Americas summit: President Joe Biden is considering inviting a Cuban
representative to the Summit of the Americas, a U.S. official said Friday, as his administration tries to salvage an event that risks collapsing over disagreements about the guest list.
It’s unclear if Cuba would accept the invitation, the U.S. official said, which would be extended to someone in the foreign ministry to join as an observer — but not the foreign minister himself, and not as a full participant.
The Summit of the Americas involves countries across the Americas, from Canada to Chile. It is scheduled to begin June 6 in Los Angeles.
But the planning has been marred by confusion, with key leaders such as Mexican President Andrés Manuel López Obrador threatening to skip because Cuba, Venezuela and Nicaragua weren’t expected to be invited.
US terror blacklist: The United States has removed five extremist groups, all believed to be defunct, from its list of foreign terrorist
organizations. In notices published in the Federal Register on Friday, the State Department said it had removed the groups after a mandatory five-year review of their designations.
Al-qaida, which was also up for review, was kept on the list, which was created under the federal Immigration and Nationality Act, or INA.

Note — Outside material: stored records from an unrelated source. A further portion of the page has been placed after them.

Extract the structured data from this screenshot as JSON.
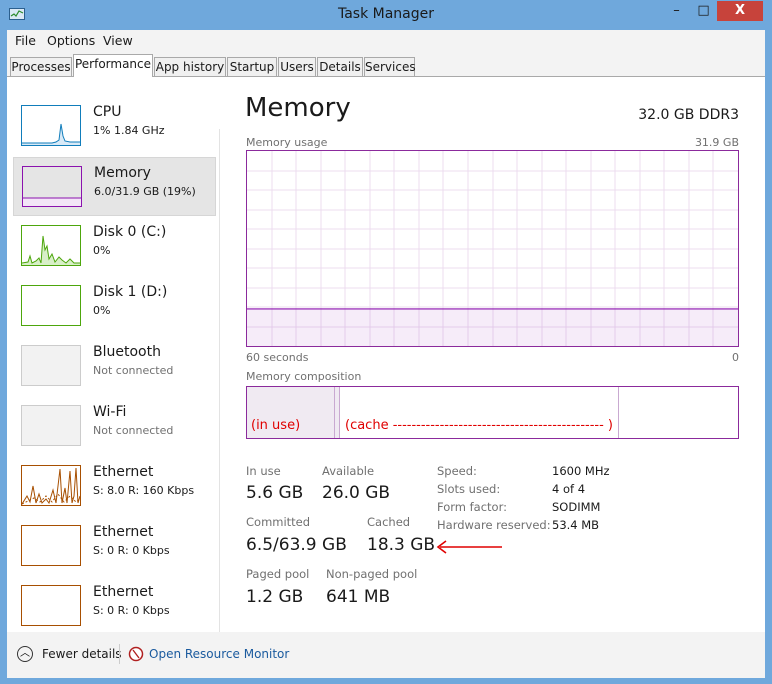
{
  "window": {
    "title": "Task Manager",
    "controls": {
      "minimize": "–",
      "maximize": "□",
      "close": "X"
    }
  },
  "menu": [
    "File",
    "Options",
    "View"
  ],
  "tabs": [
    {
      "label": "Processes"
    },
    {
      "label": "Performance",
      "active": true
    },
    {
      "label": "App history"
    },
    {
      "label": "Startup"
    },
    {
      "label": "Users"
    },
    {
      "label": "Details"
    },
    {
      "label": "Services"
    }
  ],
  "sidebar": [
    {
      "name": "CPU",
      "sub": "1% 1.84 GHz",
      "color": "#117dbb"
    },
    {
      "name": "Memory",
      "sub": "6.0/31.9 GB (19%)",
      "color": "#8b12ae",
      "active": true
    },
    {
      "name": "Disk 0 (C:)",
      "sub": "0%",
      "color": "#4da60c"
    },
    {
      "name": "Disk 1 (D:)",
      "sub": "0%",
      "color": "#4da60c"
    },
    {
      "name": "Bluetooth",
      "sub": "Not connected",
      "color": "#cccccc"
    },
    {
      "name": "Wi-Fi",
      "sub": "Not connected",
      "color": "#cccccc"
    },
    {
      "name": "Ethernet",
      "sub": "S: 8.0  R: 160 Kbps",
      "color": "#a74f01"
    },
    {
      "name": "Ethernet",
      "sub": "S: 0  R: 0 Kbps",
      "color": "#a74f01"
    },
    {
      "name": "Ethernet",
      "sub": "S: 0  R: 0 Kbps",
      "color": "#a74f01"
    }
  ],
  "main": {
    "heading": "Memory",
    "total": "32.0 GB DDR3",
    "usage_label": "Memory usage",
    "usage_max": "31.9 GB",
    "time_left": "60 seconds",
    "time_right": "0",
    "usage_fraction": 0.19,
    "composition_label": "Memory composition",
    "annotations": {
      "in_use": "(in use)",
      "cache": "(cache  --------------------------------------------- )"
    },
    "stats": {
      "in_use": {
        "label": "In use",
        "value": "5.6 GB"
      },
      "available": {
        "label": "Available",
        "value": "26.0 GB"
      },
      "committed": {
        "label": "Committed",
        "value": "6.5/63.9 GB"
      },
      "cached": {
        "label": "Cached",
        "value": "18.3 GB"
      },
      "paged": {
        "label": "Paged pool",
        "value": "1.2 GB"
      },
      "nonpaged": {
        "label": "Non-paged pool",
        "value": "641 MB"
      }
    },
    "details": [
      {
        "label": "Speed:",
        "value": "1600 MHz"
      },
      {
        "label": "Slots used:",
        "value": "4 of 4"
      },
      {
        "label": "Form factor:",
        "value": "SODIMM"
      },
      {
        "label": "Hardware reserved:",
        "value": "53.4 MB"
      }
    ]
  },
  "footer": {
    "fewer": "Fewer details",
    "resource_monitor": "Open Resource Monitor"
  },
  "colors": {
    "memory": "#8b12ae",
    "annotation": "#e00000",
    "link": "#1a5a9e"
  }
}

The organizations removed are the Basque separatist group ETA, the Japanese cult Aum Shinrikyo, the radical Jewish group Kahane Kach and two Islamic groups that have been active in Israel, the Palestinian territories and Egypt.
Puerto Rico statehood:
A group of mostly Democratic congress members, including House Majority Leader Rep. Steny Hoyer of Maryland, on Thursday proposed a binding plebiscite to decide whether Puerto Rico should become a state or gain some sort of
independence.
The draft proposal unveiled at an online news conference would commit Congress to accepting Puerto Rico into the United States if voters on the island approve it. But even if the plan were to pass the Democratic-led House, the proposal appears to have little chance in the Senate, where Republicans have long opposed statehood.
Voters also could choose independence or independence with free association, whose terms would be defined following negotiations over foreign affairs, U.S. citizenship and use of the U.S. dollar, said Rep. Darren Soto of Florida.

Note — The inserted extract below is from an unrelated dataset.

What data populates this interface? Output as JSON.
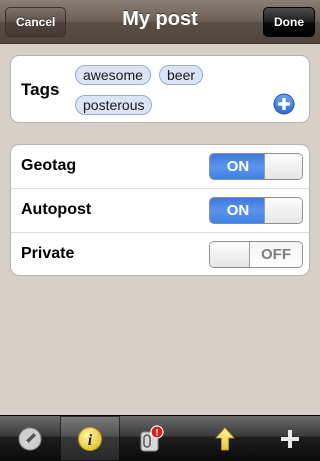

The measure, not yet introduced, follows months of negotiations between federal lawmakers who have long disagreed on what Puerto Rico’s political status should be.
Avenatti apology: Convicted California lawyer Michael Avenatti, 51, wants leniency
at sentencing for defrauding former client Stormy Daniels of hundreds of thousands of dollars, his lawyers say, citing a letter in which he told Daniels: “I am truly sorry.”
The emailed letter, dated May 13, was included in a submission his lawyers made late Thursday in Manhattan federal court in advance of a June 2 sentencing.
Last year, Avenatti was sentenced to 2 ½ years in prison for trying to extort up to $25 million from Nike by threatening to tarnish its reputation with claims that the sportswear giant was immersed in a college basketball recruiting scandal in which cash payouts were used to steer top-tier athletes to the best programs. Then he was convicted by a jury this year for pocketing up to $300,000 of an $800,000 payout to Daniels for her autobiography, spending some money on his firm’s payroll and personal expenses.